Cardiac machines linked to infection
Health departments around the country are contacting open heart surgery patients who may have been exposed to a rare infection that can be found in some heater-cooler units used in surgery.
According to international reports the design and manufacture of some heart bypass heater-cooler units made by Sorin have made them susceptible to harbouring the rare bacterium mycobacterium chimaera.
M. chimaera infections in cardiac surgery patients overseas have been linked to the heater-cooler units made by medical equipment manufacturer Sorin. It is thought that the units were contaminated during their manufacture.
It’s a common bacterium that occurs naturally in the environment and only causes rare infection.

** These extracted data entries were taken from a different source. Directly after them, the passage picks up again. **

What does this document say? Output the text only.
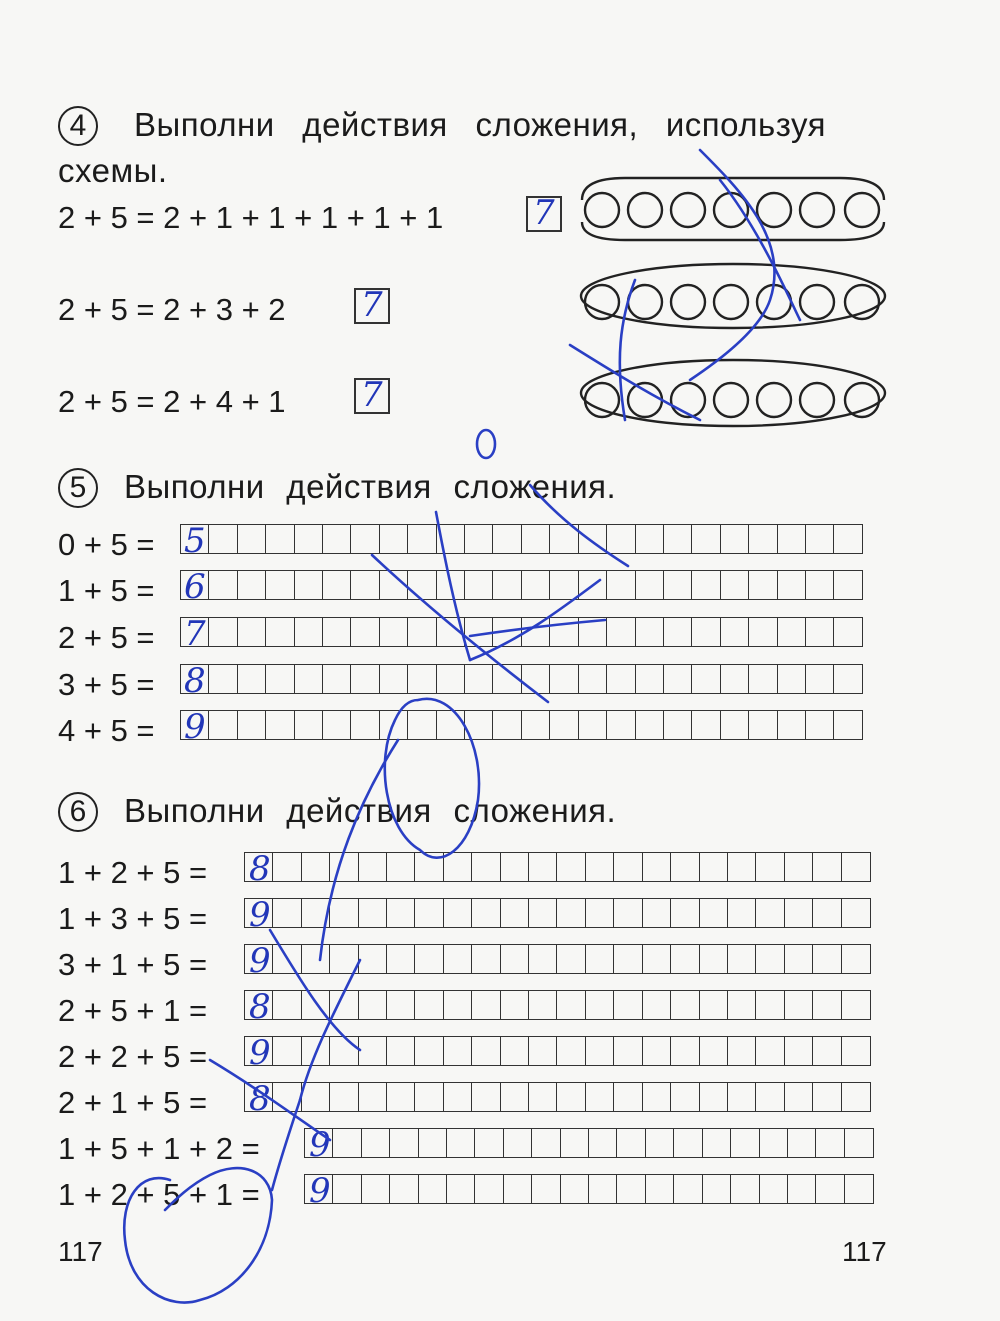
4 Выполни действия сложения, используя
схемы.
2 + 5 = 2 + 1 + 1 + 1 + 1 + 1	7
2 + 5 = 2 + 3 + 2 7
2 + 5 = 2 + 4 + 1 7
5 Выполни действия сложения.
0 + 5 =
1 + 5 =
2 + 5 =
3 + 5 =
4 + 5 =
5
6
7
8
9
6 Выполни действия сложения.
1 + 2 + 5 =
1 + 3 + 5 =
3 + 1 + 5 =
2 + 5 + 1 =
2 + 2 + 5 =
2 + 1 + 5 =
1 + 5 + 1 + 2 =
1 + 2 + 5 + 1 =
8
9
9
8
9
8
9
9
117	117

The infections tend to be slow to develop (it can take from several months to over a year for an infection to develop) and often affect people with compromised immune systems.
There has been one reported possible patient infection following an open cardiac surgery in 2015.
According to a statement by the Therapeutic Goods Association: “These infections have been associated with the use of heater-cooler devices which are used within the operating theatre to control the temperature of blood diverted to cardio-pulmonary bypass machines. Heater-cooler devices contain water tanks that provide temperature-controlled water for the operation of the device. This water does not come in contact with the patient.”
The TGA says it’s monitoring the situation and has updated its advice for health facilities regarding how to manage devices that test positive for mycobacterium chimaera.
In NSW, the hospitals that have used the potentially contaminated machines are Prince of Wales, St George, Sydney Children’s Hospital and The Children’s Hospital at Westmead.
All machines have been cleaned or replaced and the risk to patients is low.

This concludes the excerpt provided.